QUESTION: What do you get when you cross a motocross bike and road racer?
ANSWER: Supermoto (or Supermotard).
These bikes were developed for supermoto racetracks that typically include about 2/3 tarmac and 1/3 dirt with small jumps.
By adding headlights, taillights, horn, mirrors and street-legal tires, manufactures started selling these bikes in Europe in the 90’s for guys and gals that took a liking to the versatility, fun, and durability of these motorbikes.
It wasn’t until 2005 that Suzuki introduced their DRZ400SM into the US market, and since then the North American shores have seen more and more European and Japanese manufacturers move their supermoto wares into a motorcycle dealer near you.
I took the KTM Supermoto 950 out for a ride to delve into the personality of a category of machine noted for great city-riding manners, partly due to their upright seating position that allows great visibility in traffic. And further, partly noted for their relatively lightweight and narrow frames that offer high maneuverability. Need to bang over some curbs and potholes? Supermotos are just as happy on poor-condition roads as mountain twisties.
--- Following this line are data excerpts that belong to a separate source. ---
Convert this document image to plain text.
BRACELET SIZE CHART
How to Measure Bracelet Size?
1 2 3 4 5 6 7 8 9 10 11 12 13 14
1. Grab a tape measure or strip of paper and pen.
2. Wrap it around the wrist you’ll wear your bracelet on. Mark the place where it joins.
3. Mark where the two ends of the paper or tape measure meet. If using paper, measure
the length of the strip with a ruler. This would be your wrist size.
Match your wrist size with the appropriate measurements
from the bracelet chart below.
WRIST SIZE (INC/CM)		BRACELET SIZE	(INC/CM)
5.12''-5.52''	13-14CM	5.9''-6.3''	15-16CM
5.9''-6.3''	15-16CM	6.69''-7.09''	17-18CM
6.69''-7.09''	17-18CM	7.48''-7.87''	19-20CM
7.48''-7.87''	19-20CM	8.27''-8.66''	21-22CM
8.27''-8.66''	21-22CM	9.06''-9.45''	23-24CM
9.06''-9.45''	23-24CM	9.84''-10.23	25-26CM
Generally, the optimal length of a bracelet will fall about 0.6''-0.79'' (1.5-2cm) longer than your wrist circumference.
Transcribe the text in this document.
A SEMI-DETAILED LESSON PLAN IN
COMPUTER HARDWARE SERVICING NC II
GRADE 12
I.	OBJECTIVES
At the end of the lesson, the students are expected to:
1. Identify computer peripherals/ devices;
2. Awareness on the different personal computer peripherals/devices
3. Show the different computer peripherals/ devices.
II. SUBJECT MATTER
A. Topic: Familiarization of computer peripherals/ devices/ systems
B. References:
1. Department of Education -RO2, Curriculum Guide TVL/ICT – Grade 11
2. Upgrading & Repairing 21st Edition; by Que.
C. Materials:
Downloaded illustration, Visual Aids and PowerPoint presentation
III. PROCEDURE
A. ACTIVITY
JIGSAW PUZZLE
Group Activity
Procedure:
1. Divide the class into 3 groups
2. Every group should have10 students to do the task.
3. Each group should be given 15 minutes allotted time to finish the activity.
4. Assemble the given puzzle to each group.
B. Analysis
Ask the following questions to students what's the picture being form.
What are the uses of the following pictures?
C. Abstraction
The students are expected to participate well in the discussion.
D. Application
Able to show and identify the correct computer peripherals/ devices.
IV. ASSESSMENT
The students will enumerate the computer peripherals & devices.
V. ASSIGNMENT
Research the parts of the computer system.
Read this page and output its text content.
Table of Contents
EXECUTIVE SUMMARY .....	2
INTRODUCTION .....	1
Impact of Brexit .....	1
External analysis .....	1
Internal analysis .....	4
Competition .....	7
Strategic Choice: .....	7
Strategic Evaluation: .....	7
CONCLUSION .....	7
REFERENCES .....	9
Riding this KTM through the urban, industrial jungle of Long Beach, CA certainly incited the desire to ride through, around, over, and all around places that are not meant for street-legal vehicles. It is truly a fun go-anywhere kinda bike!
This KTM is 950 V-twin that could be described as the ultimate power-playbike, and KTM also has a series of single-cylinder 690cc supermoto bikes, too. Beware: if you are inclined towards hooligan shenanigans on two wheels, these bikes are not made to tame any lacking in your road-riding civility.